If you look at my original annotation data, I left notes as to how I found multiple of the repositories. In many cases I was searching for one of the paper authors GitHub profile and then looking at only their repositories. In this current search, we are just doing keyword searches across all repositories.
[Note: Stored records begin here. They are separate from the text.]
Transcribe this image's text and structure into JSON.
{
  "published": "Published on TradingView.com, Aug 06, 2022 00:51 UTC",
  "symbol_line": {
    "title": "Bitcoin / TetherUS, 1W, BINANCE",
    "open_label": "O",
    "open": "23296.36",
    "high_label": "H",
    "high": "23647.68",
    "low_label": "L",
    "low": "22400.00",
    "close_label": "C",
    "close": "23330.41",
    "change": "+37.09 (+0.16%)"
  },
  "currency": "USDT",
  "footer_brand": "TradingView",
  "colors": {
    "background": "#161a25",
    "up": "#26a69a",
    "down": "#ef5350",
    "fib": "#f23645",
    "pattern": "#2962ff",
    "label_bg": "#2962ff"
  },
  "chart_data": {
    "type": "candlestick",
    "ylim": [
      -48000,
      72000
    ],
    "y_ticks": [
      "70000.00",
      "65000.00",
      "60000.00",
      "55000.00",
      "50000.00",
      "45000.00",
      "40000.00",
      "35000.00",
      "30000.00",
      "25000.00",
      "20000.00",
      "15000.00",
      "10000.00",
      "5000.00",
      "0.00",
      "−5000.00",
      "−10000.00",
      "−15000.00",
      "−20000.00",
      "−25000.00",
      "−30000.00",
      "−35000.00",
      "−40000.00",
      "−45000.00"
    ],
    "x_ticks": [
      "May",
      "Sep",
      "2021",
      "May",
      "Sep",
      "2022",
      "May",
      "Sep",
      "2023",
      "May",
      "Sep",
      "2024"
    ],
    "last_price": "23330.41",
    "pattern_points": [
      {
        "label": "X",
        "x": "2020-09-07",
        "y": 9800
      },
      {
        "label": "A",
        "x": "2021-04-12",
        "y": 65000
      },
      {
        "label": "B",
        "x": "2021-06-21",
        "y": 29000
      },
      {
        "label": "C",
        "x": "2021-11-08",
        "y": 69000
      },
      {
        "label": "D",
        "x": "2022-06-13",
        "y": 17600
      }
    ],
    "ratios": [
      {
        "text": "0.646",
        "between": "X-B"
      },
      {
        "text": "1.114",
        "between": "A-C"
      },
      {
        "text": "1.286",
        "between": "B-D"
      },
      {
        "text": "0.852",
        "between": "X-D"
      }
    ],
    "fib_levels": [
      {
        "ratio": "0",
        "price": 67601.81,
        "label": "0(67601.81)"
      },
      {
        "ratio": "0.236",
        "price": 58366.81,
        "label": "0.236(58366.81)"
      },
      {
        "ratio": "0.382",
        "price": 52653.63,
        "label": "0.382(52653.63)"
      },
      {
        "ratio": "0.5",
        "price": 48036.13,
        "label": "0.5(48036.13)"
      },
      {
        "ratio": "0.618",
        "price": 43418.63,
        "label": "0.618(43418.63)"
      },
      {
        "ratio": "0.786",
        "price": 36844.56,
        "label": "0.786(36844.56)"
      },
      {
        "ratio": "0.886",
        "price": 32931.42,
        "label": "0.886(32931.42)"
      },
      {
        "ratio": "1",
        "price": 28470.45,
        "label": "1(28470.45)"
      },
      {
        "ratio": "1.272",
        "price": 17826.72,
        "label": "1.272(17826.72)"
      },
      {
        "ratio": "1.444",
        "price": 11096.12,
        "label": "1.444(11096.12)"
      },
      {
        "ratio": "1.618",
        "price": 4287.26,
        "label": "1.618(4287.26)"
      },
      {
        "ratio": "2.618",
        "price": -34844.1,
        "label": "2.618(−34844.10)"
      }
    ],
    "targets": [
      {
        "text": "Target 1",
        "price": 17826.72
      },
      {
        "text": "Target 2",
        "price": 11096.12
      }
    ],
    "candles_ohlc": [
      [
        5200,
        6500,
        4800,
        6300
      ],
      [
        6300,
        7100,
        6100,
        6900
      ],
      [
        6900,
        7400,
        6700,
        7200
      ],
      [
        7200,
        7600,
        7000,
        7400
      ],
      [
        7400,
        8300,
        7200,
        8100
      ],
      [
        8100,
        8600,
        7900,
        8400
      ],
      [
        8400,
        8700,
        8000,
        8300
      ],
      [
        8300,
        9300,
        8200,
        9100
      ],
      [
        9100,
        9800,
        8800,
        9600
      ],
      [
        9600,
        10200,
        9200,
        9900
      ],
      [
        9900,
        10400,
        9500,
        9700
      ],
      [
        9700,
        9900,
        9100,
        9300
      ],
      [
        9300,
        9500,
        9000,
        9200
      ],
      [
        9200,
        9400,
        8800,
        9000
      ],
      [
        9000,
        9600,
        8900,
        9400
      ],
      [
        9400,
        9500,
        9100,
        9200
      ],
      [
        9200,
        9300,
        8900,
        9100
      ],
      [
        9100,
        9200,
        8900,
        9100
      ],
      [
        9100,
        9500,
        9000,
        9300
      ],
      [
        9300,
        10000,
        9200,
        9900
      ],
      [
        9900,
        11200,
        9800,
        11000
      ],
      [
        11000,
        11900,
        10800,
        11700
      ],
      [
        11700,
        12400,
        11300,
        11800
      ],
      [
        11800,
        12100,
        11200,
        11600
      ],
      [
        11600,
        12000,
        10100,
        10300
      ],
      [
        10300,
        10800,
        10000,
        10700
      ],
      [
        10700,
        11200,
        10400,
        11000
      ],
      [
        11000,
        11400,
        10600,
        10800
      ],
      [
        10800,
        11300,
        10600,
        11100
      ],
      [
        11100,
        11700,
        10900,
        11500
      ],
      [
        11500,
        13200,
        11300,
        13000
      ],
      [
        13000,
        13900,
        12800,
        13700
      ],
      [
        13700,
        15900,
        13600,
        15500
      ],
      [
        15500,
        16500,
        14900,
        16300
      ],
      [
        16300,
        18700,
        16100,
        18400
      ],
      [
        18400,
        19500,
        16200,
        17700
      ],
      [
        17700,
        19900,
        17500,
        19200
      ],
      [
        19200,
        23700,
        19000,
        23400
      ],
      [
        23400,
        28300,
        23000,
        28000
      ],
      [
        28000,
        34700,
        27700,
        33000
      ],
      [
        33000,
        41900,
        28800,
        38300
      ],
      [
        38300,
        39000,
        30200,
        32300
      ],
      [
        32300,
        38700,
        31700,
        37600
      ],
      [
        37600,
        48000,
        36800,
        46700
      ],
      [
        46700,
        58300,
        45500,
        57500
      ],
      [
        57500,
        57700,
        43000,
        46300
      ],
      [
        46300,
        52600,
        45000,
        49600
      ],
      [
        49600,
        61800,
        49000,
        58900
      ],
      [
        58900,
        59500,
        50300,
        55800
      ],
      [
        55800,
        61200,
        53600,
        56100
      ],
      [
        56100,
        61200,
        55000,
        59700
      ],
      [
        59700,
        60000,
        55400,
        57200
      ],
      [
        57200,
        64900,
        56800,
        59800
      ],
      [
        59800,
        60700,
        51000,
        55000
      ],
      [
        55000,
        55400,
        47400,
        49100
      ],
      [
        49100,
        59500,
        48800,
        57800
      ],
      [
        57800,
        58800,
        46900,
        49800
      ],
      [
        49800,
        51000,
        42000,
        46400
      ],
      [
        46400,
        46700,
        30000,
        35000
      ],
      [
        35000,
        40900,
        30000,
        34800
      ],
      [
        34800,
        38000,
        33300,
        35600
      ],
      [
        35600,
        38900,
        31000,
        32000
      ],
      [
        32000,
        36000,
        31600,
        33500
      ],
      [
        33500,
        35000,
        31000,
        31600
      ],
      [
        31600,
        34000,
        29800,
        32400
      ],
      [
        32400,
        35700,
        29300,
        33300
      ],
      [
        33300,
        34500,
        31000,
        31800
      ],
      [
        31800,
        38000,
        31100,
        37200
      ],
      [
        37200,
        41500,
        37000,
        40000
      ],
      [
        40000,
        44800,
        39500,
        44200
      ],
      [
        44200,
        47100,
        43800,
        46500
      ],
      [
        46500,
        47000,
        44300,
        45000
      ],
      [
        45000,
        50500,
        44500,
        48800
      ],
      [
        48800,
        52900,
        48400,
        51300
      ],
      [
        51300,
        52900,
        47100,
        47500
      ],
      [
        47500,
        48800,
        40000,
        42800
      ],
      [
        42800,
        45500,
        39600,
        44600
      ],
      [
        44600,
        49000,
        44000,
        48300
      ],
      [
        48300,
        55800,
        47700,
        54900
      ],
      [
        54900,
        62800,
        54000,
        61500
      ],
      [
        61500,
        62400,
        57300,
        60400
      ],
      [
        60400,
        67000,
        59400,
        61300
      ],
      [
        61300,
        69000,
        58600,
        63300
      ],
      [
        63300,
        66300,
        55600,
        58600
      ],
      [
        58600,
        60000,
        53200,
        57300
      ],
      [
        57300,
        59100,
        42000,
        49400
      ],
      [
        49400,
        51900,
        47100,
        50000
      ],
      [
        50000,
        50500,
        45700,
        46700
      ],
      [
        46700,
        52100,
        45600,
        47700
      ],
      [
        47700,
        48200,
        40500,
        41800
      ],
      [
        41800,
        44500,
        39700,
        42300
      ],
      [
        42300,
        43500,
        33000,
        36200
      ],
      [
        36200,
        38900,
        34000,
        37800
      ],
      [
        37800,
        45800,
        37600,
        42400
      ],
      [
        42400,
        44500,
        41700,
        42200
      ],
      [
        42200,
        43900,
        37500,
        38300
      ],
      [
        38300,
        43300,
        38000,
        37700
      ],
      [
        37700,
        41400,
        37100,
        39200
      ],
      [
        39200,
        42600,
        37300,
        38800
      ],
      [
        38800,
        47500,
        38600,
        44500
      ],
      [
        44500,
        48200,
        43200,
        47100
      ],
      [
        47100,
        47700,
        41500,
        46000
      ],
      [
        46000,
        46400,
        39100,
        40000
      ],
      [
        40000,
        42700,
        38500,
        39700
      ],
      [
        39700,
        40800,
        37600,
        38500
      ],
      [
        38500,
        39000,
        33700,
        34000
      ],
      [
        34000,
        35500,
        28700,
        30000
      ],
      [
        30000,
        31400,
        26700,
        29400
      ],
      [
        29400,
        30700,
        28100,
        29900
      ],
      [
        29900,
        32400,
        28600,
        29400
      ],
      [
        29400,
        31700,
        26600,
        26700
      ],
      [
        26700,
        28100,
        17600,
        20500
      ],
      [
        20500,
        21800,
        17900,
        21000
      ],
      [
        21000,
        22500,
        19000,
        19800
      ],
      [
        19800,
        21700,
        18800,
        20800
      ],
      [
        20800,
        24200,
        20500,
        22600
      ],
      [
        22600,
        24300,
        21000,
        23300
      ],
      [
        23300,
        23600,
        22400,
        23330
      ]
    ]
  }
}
It isn't all for waste in my opinion though. While the original intent was to find GitHub repositories which are the exact match for a paper, we are able to find repositories that are similar or may still be useful to the user. I don't have any qualitative data to back this up but from my own experiences, I have found repositories related to my own research that I have never seen before but are incredibly relevent.